On August 15, 2014, PMI Construction Group (the “Registrant”), a Nevada corporation approved and acknowledged a Stock Purchase Agreement, entered into by and between certain shareholders of the Registrant, as Sellers, and Kung Fu Dragon Group Holdings Limited, a British Virgin Islands corporation, and NobleCorp Asset Management Ltd., a Labuan corporation, as Buyers, pursuant to which the Buyers purchased from the Sellers a total of 15,623,146 shares of common stock in the Registrant as well as three outstanding Company Promissory Notes.   Reference is made to Sections 5.01 and 5.02 herein which contain additional details relating to the Stock Purchase Agreement and Change of Control of the Registrant.


The foregoing description of the Stock Purchase Agreement does not purport to be complete and is qualified in its entirety by reference to the complete text of the Stock Purchase Agreement, which is filed as Exhibit 10.02 hereto and incorporated herein by reference.


ITEM 5.01 CHANGE IN CONTROL OF REGISTRANT


A change of control of the Registrant occurred on August 15, 2014.  As noted in Item 1.01, above, on August 15, 2014, two buyers,  Kung Fu Dragon Group Holdings Limited, a British Virgin Islands corporation (“Kung Fu Dragon”),  and NobleCorp Asset Management Ltd., a Labuan corporation  (“NobleCorp”) (together referred to as the “Buyers”), purchased a total of 15,623,146 shares of the issued and outstanding common stock of the Registrant (the “Shares”), pursuant to the terms of a Stock Purchase Agreement by and between the Buyers and a group of eight former shareholders of the Registrant (the “Sellers”).  The Shares represent approximately 90% of the Registrant’s issued and outstanding common stock, and as a result, the transaction resulted in a change of control of the Registrant.  

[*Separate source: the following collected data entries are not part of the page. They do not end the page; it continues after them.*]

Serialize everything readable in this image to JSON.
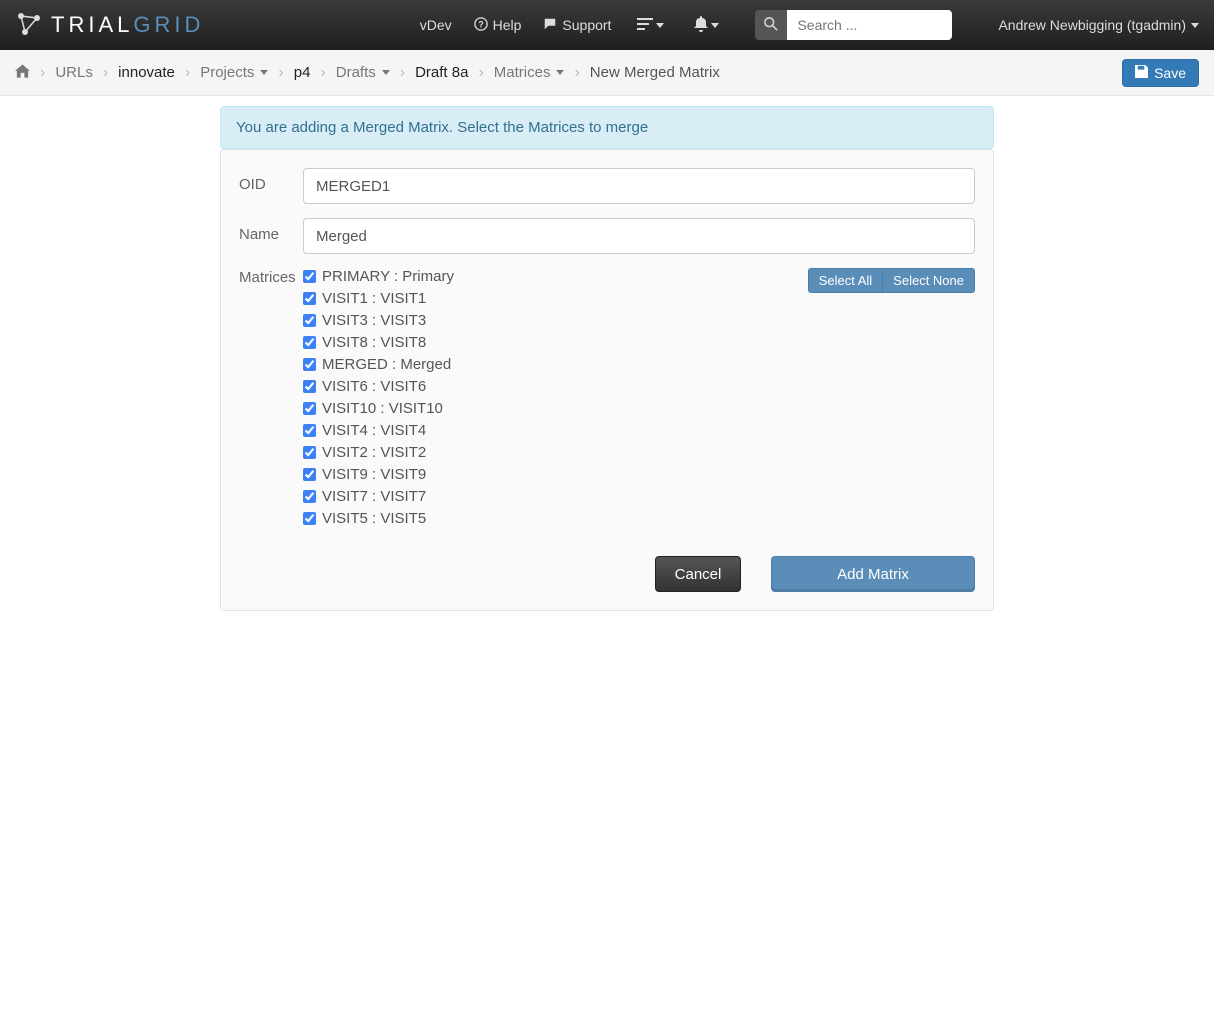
{
  "brand": {
    "part1": "TRIAL",
    "part2": "GRID"
  },
  "nav": {
    "vdev": "vDev",
    "help": "Help",
    "support": "Support"
  },
  "search": {
    "placeholder": "Search ..."
  },
  "user": {
    "display": "Andrew Newbigging (tgadmin)"
  },
  "breadcrumb": {
    "urls": "URLs",
    "innovate": "innovate",
    "projects": "Projects",
    "p4": "p4",
    "drafts": "Drafts",
    "draft8a": "Draft 8a",
    "matrices": "Matrices",
    "current": "New Merged Matrix"
  },
  "save_label": "Save",
  "alert": "You are adding a Merged Matrix. Select the Matrices to merge",
  "form": {
    "oid_label": "OID",
    "oid_value": "MERGED1",
    "name_label": "Name",
    "name_value": "Merged",
    "matrices_label": "Matrices",
    "select_all": "Select All",
    "select_none": "Select None",
    "matrices": [
      {
        "label": "PRIMARY : Primary",
        "checked": true
      },
      {
        "label": "VISIT1 : VISIT1",
        "checked": true
      },
      {
        "label": "VISIT3 : VISIT3",
        "checked": true
      },
      {
        "label": "VISIT8 : VISIT8",
        "checked": true
      },
      {
        "label": "MERGED : Merged",
        "checked": true
      },
      {
        "label": "VISIT6 : VISIT6",
        "checked": true
      },
      {
        "label": "VISIT10 : VISIT10",
        "checked": true
      },
      {
        "label": "VISIT4 : VISIT4",
        "checked": true
      },
      {
        "label": "VISIT2 : VISIT2",
        "checked": true
      },
      {
        "label": "VISIT9 : VISIT9",
        "checked": true
      },
      {
        "label": "VISIT7 : VISIT7",
        "checked": true
      },
      {
        "label": "VISIT5 : VISIT5",
        "checked": true
      }
    ],
    "cancel": "Cancel",
    "add": "Add Matrix"
  }
}
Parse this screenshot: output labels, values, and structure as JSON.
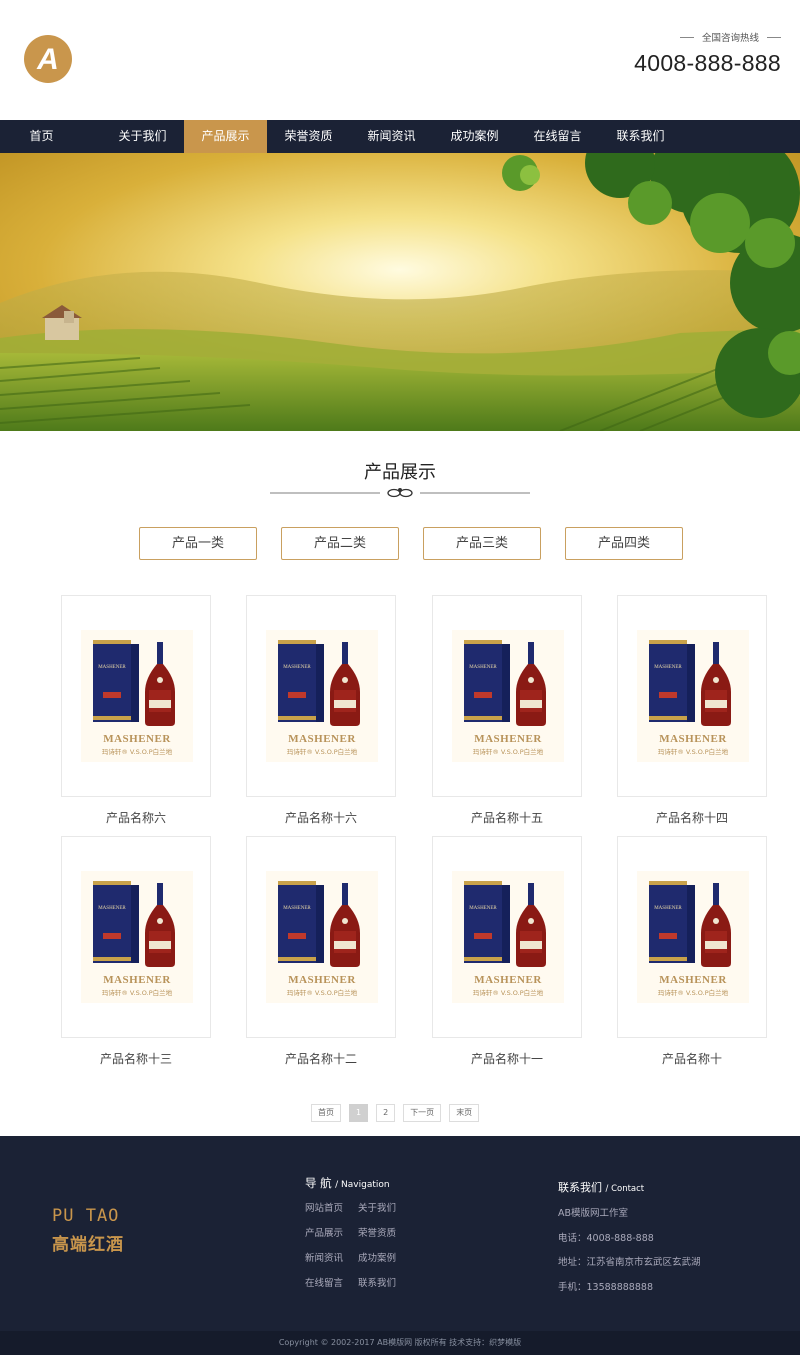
{
  "colors": {
    "accent": "#c9964c",
    "nav_bg": "#1b2235",
    "footer_bg": "#1b2235"
  },
  "header": {
    "logo_letter": "A",
    "hotline_label": "全国咨询热线",
    "hotline_number": "4008-888-888"
  },
  "nav": {
    "items": [
      {
        "label": "首页"
      },
      {
        "label": "关于我们"
      },
      {
        "label": "产品展示",
        "active": true
      },
      {
        "label": "荣誉资质"
      },
      {
        "label": "新闻资讯"
      },
      {
        "label": "成功案例"
      },
      {
        "label": "在线留言"
      },
      {
        "label": "联系我们"
      }
    ]
  },
  "section": {
    "title": "产品展示"
  },
  "categories": [
    "产品一类",
    "产品二类",
    "产品三类",
    "产品四类"
  ],
  "product_image": {
    "brand": "MASHENER",
    "subtitle": "玛诗轩® V.S.O.P白兰地",
    "box_label": "MASHENER"
  },
  "products": [
    {
      "name": "产品名称六"
    },
    {
      "name": "产品名称十六"
    },
    {
      "name": "产品名称十五"
    },
    {
      "name": "产品名称十四"
    },
    {
      "name": "产品名称十三"
    },
    {
      "name": "产品名称十二"
    },
    {
      "name": "产品名称十一"
    },
    {
      "name": "产品名称十"
    }
  ],
  "pagination": {
    "first": "首页",
    "pages": [
      "1",
      "2"
    ],
    "current": "1",
    "next": "下一页",
    "last": "末页"
  },
  "footer": {
    "brand_en": "PU TAO",
    "brand_cn": "高端红酒",
    "nav_title": "导 航",
    "nav_title_en": "/ Navigation",
    "nav_links": [
      "网站首页",
      "关于我们",
      "产品展示",
      "荣誉资质",
      "新闻资讯",
      "成功案例",
      "在线留言",
      "联系我们"
    ],
    "contact_title": "联系我们",
    "contact_title_en": "/ Contact",
    "contact_lines": [
      "AB模版网工作室",
      "电话：4008-888-888",
      "地址：江苏省南京市玄武区玄武湖",
      "手机：13588888888"
    ],
    "copyright": "Copyright © 2002-2017 AB模版网 版权所有 技术支持：织梦模版"
  }
}
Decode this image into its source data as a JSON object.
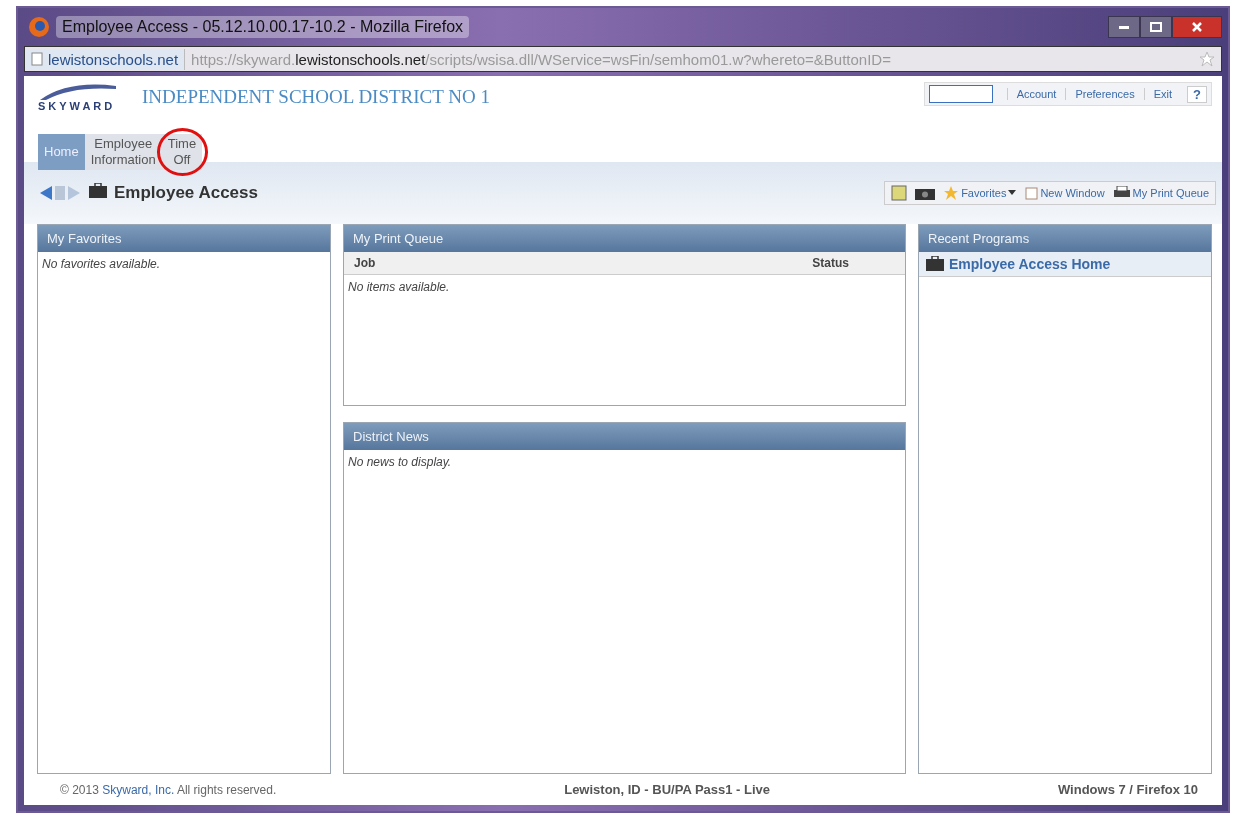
{
  "window": {
    "title": "Employee Access - 05.12.10.00.17-10.2 - Mozilla Firefox"
  },
  "address_bar": {
    "site": "lewistonschools.net",
    "url_prefix": "https://skyward.",
    "url_host": "lewistonschools.net",
    "url_rest": "/scripts/wsisa.dll/WService=wsFin/semhom01.w?whereto=&ButtonID="
  },
  "header": {
    "district": "INDEPENDENT SCHOOL DISTRICT NO 1",
    "logo": "SKYWARD",
    "links": [
      "Account",
      "Preferences",
      "Exit"
    ],
    "help": "?"
  },
  "tabs": [
    {
      "lines": [
        "Home"
      ],
      "selected": true,
      "circled": false
    },
    {
      "lines": [
        "Employee",
        "Information"
      ],
      "selected": false,
      "circled": false
    },
    {
      "lines": [
        "Time",
        "Off"
      ],
      "selected": false,
      "circled": true
    }
  ],
  "page_title": "Employee Access",
  "toolbar": {
    "favorites": "Favorites",
    "new_window": "New Window",
    "print_queue": "My Print Queue"
  },
  "favorites": {
    "title": "My Favorites",
    "empty": "No favorites available."
  },
  "print_queue": {
    "title": "My Print Queue",
    "columns": [
      "Job",
      "Status"
    ],
    "empty": "No items available."
  },
  "news": {
    "title": "District News",
    "empty": "No news to display."
  },
  "recent": {
    "title": "Recent Programs",
    "items": [
      "Employee Access Home"
    ]
  },
  "footer": {
    "copyright_before": "© 2013",
    "copyright_link": "Skyward, Inc.",
    "copyright_after": "All rights reserved.",
    "server": "Lewiston, ID - BU/PA Pass1 - Live",
    "platform": "Windows 7 / Firefox 10"
  }
}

Kung Fu Dragon was the purchaser of 12,498,517 of the Shares, representing approximately 72% of the Registrant’s issued and outstanding common stock, and NobleCorp was the purchaser of a total of 3,124,629 of the Shares, representing approximately 18% of the Registrant’s issued and outstanding common stock. Mr Wen Zhiguang, a Chinese citizen, owns 51% of the equity of of Kung Fu Dragon and Ms. Lona Liu, a Chinese citizen, owns 49% of the equity of Kung Fu Dragon, and as such both may be deemed to be one of the beneficial owners of the Shares purchased by Kung Fu Dragon.   Mr Eddy Kok owns 100% of the issued and outstanding common stock of NobleCorp, and may be deemed to be the beneficial owner of the Shares purchased by NobleCorp.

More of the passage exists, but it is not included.